Clayton Christenson famously articulated the Innovator’s Dilemma – already successful companies spend so much attention on customers’ current needs that they fail to innovate new technology and business models that meet customers’ future needs.  Disruptors in their space burst onto the scene and overtake the entrenched “successful” organizations.

I see an adrenalin-popping parallel in the Big Data arena.  Every organization is being deluged with ever-growing data volumes from ever-proliferating data sources.  Most of that data is either parked, unanalyzed, in a repository, whether a data warehouse or a Hadoop “data lake,” or worse, flows by the organization without ever being meaningfully captured.

But here’s the catch: if you don’t do something meaningful with your data to radically transform your business, if you don’t pounce on the opportunity to become a Big Data disruptor, someone else in your industry will cut you off. Just as with the Innovator’s Dilemma, by the time you realize your competition is leapfrogging you, it is too late. (Our CEO Steve Shine gives a great keynote at TiEcon on this topic.)

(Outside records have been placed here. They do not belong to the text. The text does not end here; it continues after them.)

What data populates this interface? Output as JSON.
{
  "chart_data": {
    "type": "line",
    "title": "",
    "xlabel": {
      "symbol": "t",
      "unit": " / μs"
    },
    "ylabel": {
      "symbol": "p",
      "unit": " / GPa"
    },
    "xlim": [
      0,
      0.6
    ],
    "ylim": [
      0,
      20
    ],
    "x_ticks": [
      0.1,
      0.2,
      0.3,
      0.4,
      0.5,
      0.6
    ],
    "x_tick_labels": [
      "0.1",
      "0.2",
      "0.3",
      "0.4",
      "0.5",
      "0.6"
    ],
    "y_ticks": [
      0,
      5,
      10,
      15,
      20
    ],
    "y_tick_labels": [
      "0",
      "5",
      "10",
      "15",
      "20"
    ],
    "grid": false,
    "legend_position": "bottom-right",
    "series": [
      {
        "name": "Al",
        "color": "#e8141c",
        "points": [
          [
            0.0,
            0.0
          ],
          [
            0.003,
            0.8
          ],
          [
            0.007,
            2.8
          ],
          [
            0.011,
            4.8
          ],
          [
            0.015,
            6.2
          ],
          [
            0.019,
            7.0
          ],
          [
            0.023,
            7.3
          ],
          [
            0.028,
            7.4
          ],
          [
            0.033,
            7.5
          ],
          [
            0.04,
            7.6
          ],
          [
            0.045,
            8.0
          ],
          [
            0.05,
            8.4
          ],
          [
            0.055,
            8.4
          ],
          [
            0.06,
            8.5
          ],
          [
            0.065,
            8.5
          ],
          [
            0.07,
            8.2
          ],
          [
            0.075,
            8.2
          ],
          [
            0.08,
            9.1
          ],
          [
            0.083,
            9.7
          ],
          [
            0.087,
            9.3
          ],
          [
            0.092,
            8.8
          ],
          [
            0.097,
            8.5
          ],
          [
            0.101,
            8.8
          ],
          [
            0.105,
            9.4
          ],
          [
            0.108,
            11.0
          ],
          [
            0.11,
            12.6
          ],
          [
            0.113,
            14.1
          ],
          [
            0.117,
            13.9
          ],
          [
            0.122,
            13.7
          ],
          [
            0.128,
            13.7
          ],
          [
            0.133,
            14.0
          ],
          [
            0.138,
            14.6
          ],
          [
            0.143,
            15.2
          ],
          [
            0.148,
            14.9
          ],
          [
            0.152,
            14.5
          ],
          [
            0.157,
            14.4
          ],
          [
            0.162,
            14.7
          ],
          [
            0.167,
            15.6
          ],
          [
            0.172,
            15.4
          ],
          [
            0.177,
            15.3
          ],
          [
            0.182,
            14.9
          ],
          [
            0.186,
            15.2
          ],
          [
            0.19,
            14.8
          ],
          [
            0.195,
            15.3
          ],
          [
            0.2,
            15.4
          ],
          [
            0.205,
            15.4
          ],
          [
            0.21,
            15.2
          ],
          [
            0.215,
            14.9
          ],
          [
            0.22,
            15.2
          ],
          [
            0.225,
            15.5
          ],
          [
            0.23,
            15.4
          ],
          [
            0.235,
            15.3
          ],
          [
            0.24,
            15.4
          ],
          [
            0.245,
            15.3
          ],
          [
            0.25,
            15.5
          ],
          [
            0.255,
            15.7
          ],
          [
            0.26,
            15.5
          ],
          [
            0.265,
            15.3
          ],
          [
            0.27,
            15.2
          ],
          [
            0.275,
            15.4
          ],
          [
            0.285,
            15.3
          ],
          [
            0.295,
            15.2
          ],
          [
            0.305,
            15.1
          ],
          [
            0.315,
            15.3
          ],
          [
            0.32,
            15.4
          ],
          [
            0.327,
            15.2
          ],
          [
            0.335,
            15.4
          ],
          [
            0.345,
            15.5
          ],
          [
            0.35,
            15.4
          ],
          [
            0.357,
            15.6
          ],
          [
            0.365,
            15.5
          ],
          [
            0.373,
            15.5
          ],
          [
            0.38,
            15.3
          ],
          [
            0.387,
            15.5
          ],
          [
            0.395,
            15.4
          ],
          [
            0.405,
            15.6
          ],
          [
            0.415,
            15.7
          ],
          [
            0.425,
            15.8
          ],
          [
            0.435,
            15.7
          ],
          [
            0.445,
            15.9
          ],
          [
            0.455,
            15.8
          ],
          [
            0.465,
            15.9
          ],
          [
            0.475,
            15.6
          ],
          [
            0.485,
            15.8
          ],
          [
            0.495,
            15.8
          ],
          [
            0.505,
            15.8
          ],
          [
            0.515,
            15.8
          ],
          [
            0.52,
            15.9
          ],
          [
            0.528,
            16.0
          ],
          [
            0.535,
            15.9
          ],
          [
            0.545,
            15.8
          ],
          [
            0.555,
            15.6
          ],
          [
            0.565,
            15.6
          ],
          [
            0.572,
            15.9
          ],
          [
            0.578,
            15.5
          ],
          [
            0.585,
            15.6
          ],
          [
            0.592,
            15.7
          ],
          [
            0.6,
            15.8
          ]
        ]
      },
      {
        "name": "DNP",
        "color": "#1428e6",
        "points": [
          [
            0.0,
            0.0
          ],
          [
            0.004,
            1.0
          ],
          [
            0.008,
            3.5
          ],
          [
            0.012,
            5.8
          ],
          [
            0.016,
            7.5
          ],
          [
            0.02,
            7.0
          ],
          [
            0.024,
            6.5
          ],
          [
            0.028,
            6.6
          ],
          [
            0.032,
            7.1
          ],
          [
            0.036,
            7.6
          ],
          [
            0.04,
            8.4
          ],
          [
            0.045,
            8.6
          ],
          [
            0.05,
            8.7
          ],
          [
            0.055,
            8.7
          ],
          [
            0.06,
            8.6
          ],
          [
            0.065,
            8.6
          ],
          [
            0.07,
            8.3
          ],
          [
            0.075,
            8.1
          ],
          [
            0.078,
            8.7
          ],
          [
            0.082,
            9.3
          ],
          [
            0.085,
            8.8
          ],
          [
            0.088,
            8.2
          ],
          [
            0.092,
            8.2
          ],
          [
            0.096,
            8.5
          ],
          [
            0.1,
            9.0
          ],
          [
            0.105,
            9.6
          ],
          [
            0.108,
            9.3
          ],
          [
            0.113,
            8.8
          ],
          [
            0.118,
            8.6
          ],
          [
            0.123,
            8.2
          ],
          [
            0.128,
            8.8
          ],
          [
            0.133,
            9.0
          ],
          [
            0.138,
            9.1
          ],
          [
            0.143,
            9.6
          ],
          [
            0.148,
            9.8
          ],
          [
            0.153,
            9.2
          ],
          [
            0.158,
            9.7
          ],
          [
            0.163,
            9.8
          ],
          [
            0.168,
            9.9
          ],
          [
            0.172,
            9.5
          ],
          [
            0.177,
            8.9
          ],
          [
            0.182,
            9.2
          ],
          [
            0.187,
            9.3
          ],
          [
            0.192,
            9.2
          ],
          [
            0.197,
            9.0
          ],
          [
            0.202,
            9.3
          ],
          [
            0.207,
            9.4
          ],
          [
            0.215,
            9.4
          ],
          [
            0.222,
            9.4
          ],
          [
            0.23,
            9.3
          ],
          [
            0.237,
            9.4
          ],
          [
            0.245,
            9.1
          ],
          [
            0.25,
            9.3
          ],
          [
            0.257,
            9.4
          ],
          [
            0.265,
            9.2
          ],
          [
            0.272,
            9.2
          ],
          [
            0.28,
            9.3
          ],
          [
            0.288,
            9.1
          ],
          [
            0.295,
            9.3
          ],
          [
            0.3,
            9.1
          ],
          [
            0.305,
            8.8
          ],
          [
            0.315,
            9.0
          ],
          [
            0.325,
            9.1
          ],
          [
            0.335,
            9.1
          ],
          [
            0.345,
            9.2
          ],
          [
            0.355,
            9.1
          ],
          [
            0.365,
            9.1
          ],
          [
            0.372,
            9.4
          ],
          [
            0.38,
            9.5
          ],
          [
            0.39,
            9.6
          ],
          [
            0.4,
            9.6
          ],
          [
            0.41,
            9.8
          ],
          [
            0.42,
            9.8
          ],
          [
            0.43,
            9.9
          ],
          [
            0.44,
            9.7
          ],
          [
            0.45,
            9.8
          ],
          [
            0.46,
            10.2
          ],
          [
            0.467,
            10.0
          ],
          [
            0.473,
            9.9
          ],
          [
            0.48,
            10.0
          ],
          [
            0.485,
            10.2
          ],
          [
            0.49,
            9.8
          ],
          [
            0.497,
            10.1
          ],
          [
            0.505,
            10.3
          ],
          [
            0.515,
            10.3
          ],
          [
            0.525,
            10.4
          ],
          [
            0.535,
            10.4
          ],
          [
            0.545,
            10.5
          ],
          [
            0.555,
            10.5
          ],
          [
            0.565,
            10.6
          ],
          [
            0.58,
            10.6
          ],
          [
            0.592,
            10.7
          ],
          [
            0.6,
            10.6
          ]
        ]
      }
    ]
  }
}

If you are weighed down with legacy architectures that can’t scale, you miss the opportunity for Big Data disruption.  (That’s why AMD ditched their Oracle database in favor of Hadoop for their 276 TB test and assembly datasets.)   And disruptors who embrace modern software designed for commodity hardware, like Hadoop, struggle to attract scarce specialized (and pricey!) talent to harness Big Data technology.

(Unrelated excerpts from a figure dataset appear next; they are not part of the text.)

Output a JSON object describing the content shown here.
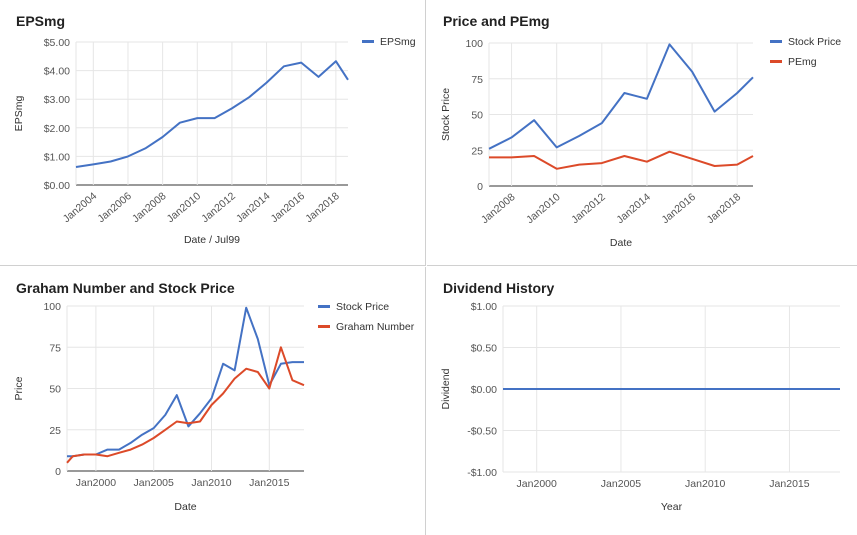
{
  "colors": {
    "blue": "#4472c4",
    "red": "#dc4a29",
    "grid": "#e6e6e6",
    "axis": "#333333",
    "tick": "#555555"
  },
  "chart_data": [
    {
      "type": "line",
      "title": "EPSmg",
      "xlabel": "Date / Jul99",
      "ylabel": "EPSmg",
      "x": [
        2003.0,
        2004.0,
        2005.0,
        2006.0,
        2007.0,
        2008.0,
        2009.0,
        2010.0,
        2011.0,
        2012.0,
        2013.0,
        2014.0,
        2015.0,
        2016.0,
        2017.0,
        2018.0,
        2018.7
      ],
      "series": [
        {
          "name": "EPSmg",
          "color": "#4472c4",
          "values": [
            0.63,
            0.72,
            0.82,
            1.0,
            1.28,
            1.68,
            2.18,
            2.34,
            2.34,
            2.68,
            3.07,
            3.58,
            4.15,
            4.28,
            3.78,
            4.33,
            3.68
          ]
        }
      ],
      "xlim": [
        2003,
        2018.7
      ],
      "ylim": [
        0,
        5
      ],
      "yticks": [
        0,
        1,
        2,
        3,
        4,
        5
      ],
      "ytick_labels": [
        "$0.00",
        "$1.00",
        "$2.00",
        "$3.00",
        "$4.00",
        "$5.00"
      ],
      "xticks": [
        2004,
        2006,
        2008,
        2010,
        2012,
        2014,
        2016,
        2018
      ],
      "xtick_labels": [
        "Jan2004",
        "Jan2006",
        "Jan2008",
        "Jan2010",
        "Jan2012",
        "Jan2014",
        "Jan2016",
        "Jan2018"
      ],
      "legend": "top-right"
    },
    {
      "type": "line",
      "title": "Price and PEmg",
      "xlabel": "Date",
      "ylabel": "Stock Price",
      "x": [
        2007.0,
        2008.0,
        2009.0,
        2010.0,
        2011.0,
        2012.0,
        2013.0,
        2014.0,
        2015.0,
        2016.0,
        2017.0,
        2018.0,
        2018.7
      ],
      "series": [
        {
          "name": "Stock Price",
          "color": "#4472c4",
          "values": [
            26,
            34,
            46,
            27,
            35,
            44,
            65,
            61,
            99,
            80,
            52,
            65,
            76
          ]
        },
        {
          "name": "PEmg",
          "color": "#dc4a29",
          "values": [
            20,
            20,
            21,
            12,
            15,
            16,
            21,
            17,
            24,
            19,
            14,
            15,
            21
          ]
        }
      ],
      "xlim": [
        2007,
        2018.7
      ],
      "ylim": [
        0,
        100
      ],
      "yticks": [
        0,
        25,
        50,
        75,
        100
      ],
      "ytick_labels": [
        "0",
        "25",
        "50",
        "75",
        "100"
      ],
      "xticks": [
        2008,
        2010,
        2012,
        2014,
        2016,
        2018
      ],
      "xtick_labels": [
        "Jan2008",
        "Jan2010",
        "Jan2012",
        "Jan2014",
        "Jan2016",
        "Jan2018"
      ],
      "legend": "top-right"
    },
    {
      "type": "line",
      "title": "Graham Number and Stock Price",
      "xlabel": "Date",
      "ylabel": "Price",
      "x": [
        1997.5,
        1998.0,
        1999.0,
        2000.0,
        2001.0,
        2002.0,
        2003.0,
        2004.0,
        2005.0,
        2006.0,
        2007.0,
        2008.0,
        2009.0,
        2010.0,
        2011.0,
        2012.0,
        2013.0,
        2014.0,
        2015.0,
        2016.0,
        2017.0,
        2018.0
      ],
      "series": [
        {
          "name": "Stock Price",
          "color": "#4472c4",
          "values": [
            9,
            9,
            10,
            10,
            13,
            13,
            17,
            22,
            26,
            34,
            46,
            27,
            35,
            44,
            65,
            61,
            99,
            80,
            52,
            65,
            66,
            66
          ]
        },
        {
          "name": "Graham Number",
          "color": "#dc4a29",
          "values": [
            5,
            9,
            10,
            10,
            9,
            11,
            13,
            16,
            20,
            25,
            30,
            29,
            30,
            40,
            47,
            56,
            62,
            60,
            50,
            75,
            55,
            52
          ]
        }
      ],
      "xlim": [
        1997.5,
        2018.0
      ],
      "ylim": [
        0,
        100
      ],
      "yticks": [
        0,
        25,
        50,
        75,
        100
      ],
      "ytick_labels": [
        "0",
        "25",
        "50",
        "75",
        "100"
      ],
      "xticks": [
        2000,
        2005,
        2010,
        2015
      ],
      "xtick_labels": [
        "Jan2000",
        "Jan2005",
        "Jan2010",
        "Jan2015"
      ],
      "legend": "top-right"
    },
    {
      "type": "line",
      "title": "Dividend History",
      "xlabel": "Year",
      "ylabel": "Dividend",
      "x": [
        1998.0,
        2018.0
      ],
      "series": [
        {
          "name": "Dividend",
          "color": "#4472c4",
          "values": [
            0,
            0
          ]
        }
      ],
      "xlim": [
        1998,
        2018
      ],
      "ylim": [
        -1,
        1
      ],
      "yticks": [
        -1,
        -0.5,
        0,
        0.5,
        1
      ],
      "ytick_labels": [
        "-$1.00",
        "-$0.50",
        "$0.00",
        "$0.50",
        "$1.00"
      ],
      "xticks": [
        2000,
        2005,
        2010,
        2015
      ],
      "xtick_labels": [
        "Jan2000",
        "Jan2005",
        "Jan2010",
        "Jan2015"
      ],
      "legend": "none"
    }
  ]
}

Actian’s focus on providing an end-to-end Big Data analytics platform lets any organization become a Big Data disruptor.  It’s easy to adopt modularly, alongside your existing infrastructure, and the architecture combines completely modern software with the ability to run on readily available commercial hardware.  And it provides what’s been called an “Exoskeleton for Hadoop” to embrace the scalability of Hadoop with some huge enhancements:

  1. A visual design environment to rapidly create analytics applications that run natively in Hadoop through YARN (no need for MapReduce)
  2. Taking analytics to where the data lives – in HBase and HDFS – rather than forcing you to incur the friction of moving Big Data into an analytical repository
  3. A massively parallel columnar database for lightning-fast SQL queries on Hadoop, including pre-defined parallel analytics operators

Like death and taxes, one thing is certain: staying on legacy architectures spells Big Data doom. Whether you’re committed to Hadoop or are looking for an easy-to-implement end-to-end Big Data analytics platform, you need to seize the opportunity to be a Big Data disruptor.   It’s time to create the future – not be overtaken by it.